The House gave final passage to a bill that allows health care facility patients to give someone visitation rights for at least two hours a day. Facilities can’t require vaccinations, but visitors must take sanitary precautions.
“The ability to people go and visit their families and hospital, regardless of the situation, having clarity on that was good,” said House Speaker Nathaniel Ledbetter.
Gov. Kay Ivey hasn’t signed that bill yet, but she swiftly signed a bill into law creating mandatory minimum sentences for possession of fentanyl.
“We want you to go to prison, we want you to be off the streets, we want to have the tools for every law enforcement option to be able to defend our citizenry and protect our kids,” said Senate President Pro Tempore Greg Reed.
Lawmakers continue to try to improve education with bills headed to the House floor. One is to add a financial literacy course as a high school graduation requirement, and another is focused on first-grade readiness.

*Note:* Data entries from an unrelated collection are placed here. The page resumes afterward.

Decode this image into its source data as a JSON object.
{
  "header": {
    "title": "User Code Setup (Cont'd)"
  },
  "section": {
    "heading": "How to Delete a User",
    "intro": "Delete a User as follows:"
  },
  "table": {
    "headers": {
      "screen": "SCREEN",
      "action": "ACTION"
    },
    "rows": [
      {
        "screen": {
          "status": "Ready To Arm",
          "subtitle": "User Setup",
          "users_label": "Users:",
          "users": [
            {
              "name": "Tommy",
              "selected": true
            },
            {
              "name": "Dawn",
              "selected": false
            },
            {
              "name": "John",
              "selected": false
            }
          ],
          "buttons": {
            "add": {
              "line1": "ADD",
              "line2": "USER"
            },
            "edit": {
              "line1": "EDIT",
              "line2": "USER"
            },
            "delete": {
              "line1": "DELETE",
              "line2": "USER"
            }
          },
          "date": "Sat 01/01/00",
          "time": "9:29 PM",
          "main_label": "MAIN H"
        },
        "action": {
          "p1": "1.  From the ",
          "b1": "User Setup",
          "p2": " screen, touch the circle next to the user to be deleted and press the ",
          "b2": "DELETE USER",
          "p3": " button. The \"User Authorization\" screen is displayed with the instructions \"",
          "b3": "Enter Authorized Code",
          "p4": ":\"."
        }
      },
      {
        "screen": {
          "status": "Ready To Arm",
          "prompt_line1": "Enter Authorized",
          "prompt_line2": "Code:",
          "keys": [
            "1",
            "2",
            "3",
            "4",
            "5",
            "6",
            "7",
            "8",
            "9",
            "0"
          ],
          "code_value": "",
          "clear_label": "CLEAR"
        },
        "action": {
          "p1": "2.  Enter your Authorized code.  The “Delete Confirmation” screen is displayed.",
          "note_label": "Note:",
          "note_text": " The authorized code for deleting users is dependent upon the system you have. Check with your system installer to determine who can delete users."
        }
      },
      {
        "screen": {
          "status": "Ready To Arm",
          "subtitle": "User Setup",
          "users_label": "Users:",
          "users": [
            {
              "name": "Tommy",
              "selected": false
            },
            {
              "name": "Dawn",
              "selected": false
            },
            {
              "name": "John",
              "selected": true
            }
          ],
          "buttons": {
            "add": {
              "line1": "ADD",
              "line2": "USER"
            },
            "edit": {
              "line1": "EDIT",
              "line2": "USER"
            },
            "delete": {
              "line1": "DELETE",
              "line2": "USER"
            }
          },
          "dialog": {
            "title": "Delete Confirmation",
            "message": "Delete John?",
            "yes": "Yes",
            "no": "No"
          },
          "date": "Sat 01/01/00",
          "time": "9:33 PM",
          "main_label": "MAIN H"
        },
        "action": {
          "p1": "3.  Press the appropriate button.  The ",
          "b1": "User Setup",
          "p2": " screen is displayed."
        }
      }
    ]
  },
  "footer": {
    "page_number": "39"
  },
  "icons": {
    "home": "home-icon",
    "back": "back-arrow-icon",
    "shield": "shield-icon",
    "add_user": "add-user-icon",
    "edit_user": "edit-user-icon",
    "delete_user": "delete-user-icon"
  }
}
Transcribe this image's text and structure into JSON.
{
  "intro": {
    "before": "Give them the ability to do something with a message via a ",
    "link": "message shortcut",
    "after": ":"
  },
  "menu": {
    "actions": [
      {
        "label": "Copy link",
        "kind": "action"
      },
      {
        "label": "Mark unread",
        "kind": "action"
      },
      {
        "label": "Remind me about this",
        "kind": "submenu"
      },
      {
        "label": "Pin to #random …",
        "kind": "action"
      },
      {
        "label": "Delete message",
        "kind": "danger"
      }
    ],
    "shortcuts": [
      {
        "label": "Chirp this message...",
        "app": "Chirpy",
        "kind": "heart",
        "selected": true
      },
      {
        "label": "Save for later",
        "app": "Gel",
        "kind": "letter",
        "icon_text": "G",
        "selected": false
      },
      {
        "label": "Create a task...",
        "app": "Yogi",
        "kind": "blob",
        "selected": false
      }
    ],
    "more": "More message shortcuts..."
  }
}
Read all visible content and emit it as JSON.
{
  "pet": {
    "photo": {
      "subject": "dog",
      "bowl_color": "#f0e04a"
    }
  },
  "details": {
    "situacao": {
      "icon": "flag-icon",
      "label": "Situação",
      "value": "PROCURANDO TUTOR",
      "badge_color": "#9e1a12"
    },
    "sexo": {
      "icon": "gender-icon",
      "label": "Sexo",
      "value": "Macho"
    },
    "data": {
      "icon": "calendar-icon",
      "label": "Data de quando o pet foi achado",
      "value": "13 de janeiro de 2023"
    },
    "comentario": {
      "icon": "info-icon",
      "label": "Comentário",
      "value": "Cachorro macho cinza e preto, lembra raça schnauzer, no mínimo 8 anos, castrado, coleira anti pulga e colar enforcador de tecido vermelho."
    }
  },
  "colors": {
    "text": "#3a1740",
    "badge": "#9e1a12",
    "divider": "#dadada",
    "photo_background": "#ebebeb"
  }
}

“They’re not required to be in kindergarten at 5 years old, but if they come to school as a 6-year-old, which is the first time they’re required to be in school, and they’re not prepared to be in first grade, then they would be allowed to start in kindergarten,” said Rep. Terri Collins, chair of the House Education Policy Committee.
A question still before both chambers is what to do with the surplus in the education budget. Reed said there are multiple options on the table.
“Rebates, investment of some of those resources, being able to look at saving some of those dollars,” he said.
“It makes sense to eliminate the state tax on overtime pay as an increase incentive to ensure that businesses have the workers they need to meet demand,” said Rep. Curtis Travis.
A four-bill package called the “Game Plan” will be in committee this week. This includes incentives for small and big businesses.
Next week, there could a bill that changes how inmates earn correctional incentive time to make it to Ivey’s desk for signing.
Lawmakers will be back in the state house on Tuesday.